A question we get asked a lot about is how the Federal Reserve is likely to react to President-elect Donald Trump’s tariffs. The short answer is that the Fed is likely to ignore them.

Critics of the tariffs have argued that raising duties on imports will be inflationary, will slowdown U.S. growth or even tip the economy into a recession, and will force the Fed to raise interest rates in reaction to higher prices. Sometimes a single analyst or pundit claims all three things will happen.

There’s no widely accepted model of the economy in which tariffs themselves are inflationary. Quite the opposite. Tariffs are a tax on importers, which lowers their income. All other things being equal, this is a deflationary impulse from tariffs.

What’s more, tariffs are likely to push up the value of the dollar against foreign currencies. That will increase the purchasing power of the U.S. dollar, which is also deflationary. We saw exactly this dynamic when Trump put tariffs on Chinese goods. There is good argument that the deprecation of Chinese currency was so strong that it partially undermined the effectiveness of the tariffs, allowing Chinese manufacturers to defend their market share despite the increased duties.

Of course, the critics of tariffs say that importers will pass on the costs of the tariffs to consumers, pushing prices of imports up. But a one-time increase in prices as a reaction to tariffs is not persistent inflation. What’s more, it is likely that other prices would adjust downward in reaction to consumers spending more on imports, making the impact on the overall price level minimal.

The Fed Will See Any Price Increases as Transitory

The Fed’s reaction to price increases due to tariffs would not likely be to increase interest rates. The Fed is not a machine that responds automatically to inputs such as higher prices. It inquires into the source of price increases and attempts to determine whether they are likely to last and whether higher interest rates would effectively restore price stability. Recall that when inflation began to take off early in the Biden administration, the Fed did not react because it believed inflation would be transitory and assumed a good deal of inflation was being caused by supply-chain constraints.

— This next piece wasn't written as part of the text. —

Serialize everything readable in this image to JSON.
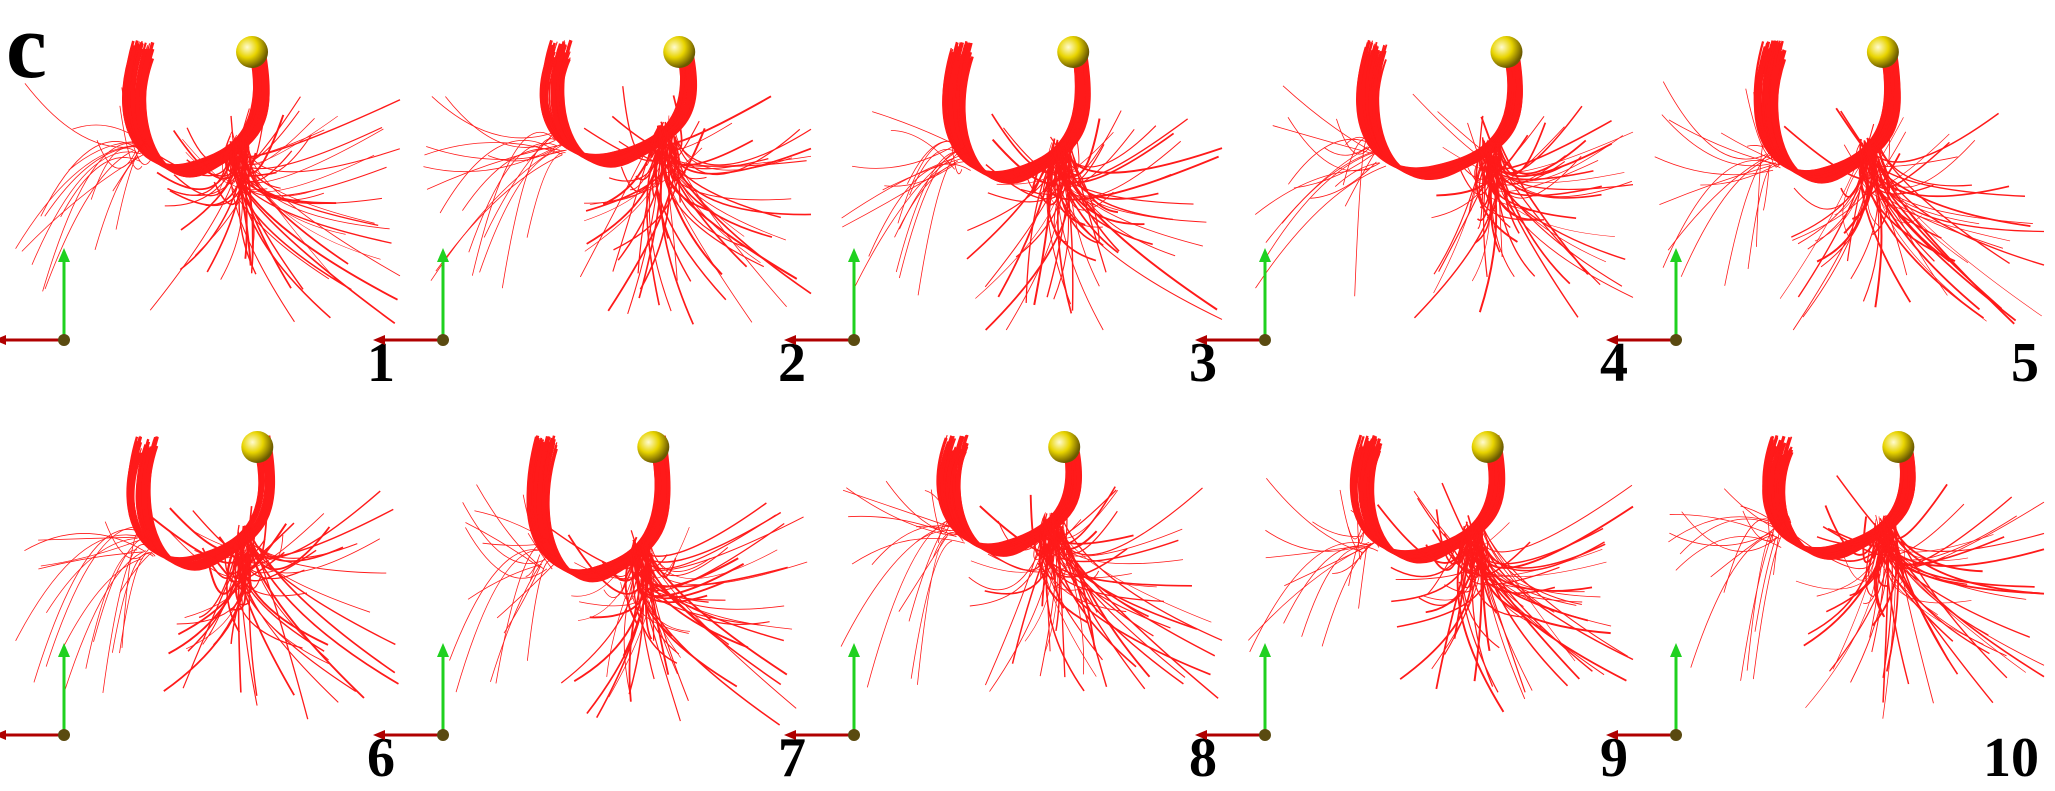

In the case of tariffs, the Fed is likely to view any price effects as one-offs and unlikely to be effectively offset by rate hikes. Ironically, some of the same people who claim the Fed would raise rates in response to tariffs argued that the Fed was over-tightening in 2022 and 2023 because they saw inflation as mostly a result of supply constraints. They understood properly that the main effect of higher rates is on the demand side, which means they would not be very effective at holding down “pass-through” price increases from tariffs.

Indeed, when the Fed staff modeled the impact of tariffs, they found that a hike in response to a tariff would result in an output decline and possibly a recession. Which is to say, the hike would produce an undesirable result. The better policy would be for the Fed to “see through” any tariff induced price increase. Inflation would temporarily jump and then quickly fall back down. So long as inflation expectations remained anchored, there would be no longer-term inflationary problem that would need to be addressed through higher rates.

What about growth? Even the most pessimistic takes on tariffs do not find a very large impact on growth from U.S. tariffs. Instead, the effect comes from the retaliation many economists assume would follow a U.S. hike. But that’s political science not economics. Economists have no way of knowing how the governments of other countries will react to tariffs. We suspect that while some countries will threaten tariffs and may even temporarily retaliate, most will quickly realize that their access to U.S. markets is too important to risk an escalating trade war.

To the extent that tariffs do result in a bigger drag on the economy than expected, this can be offset with tax cuts funded by tariff revenue and a more accommodative monetary policy. After all, the Fed’s job is to preserve price stability and maximum employment. If tariffs threaten employment, the Fed would cut in response.

In other words, the idea that the Fed will tighten in reaction to tariffs is deeply misguided. The Fed’s most likely response will be to not respond at all. Rate cuts are more likely than rate hikes.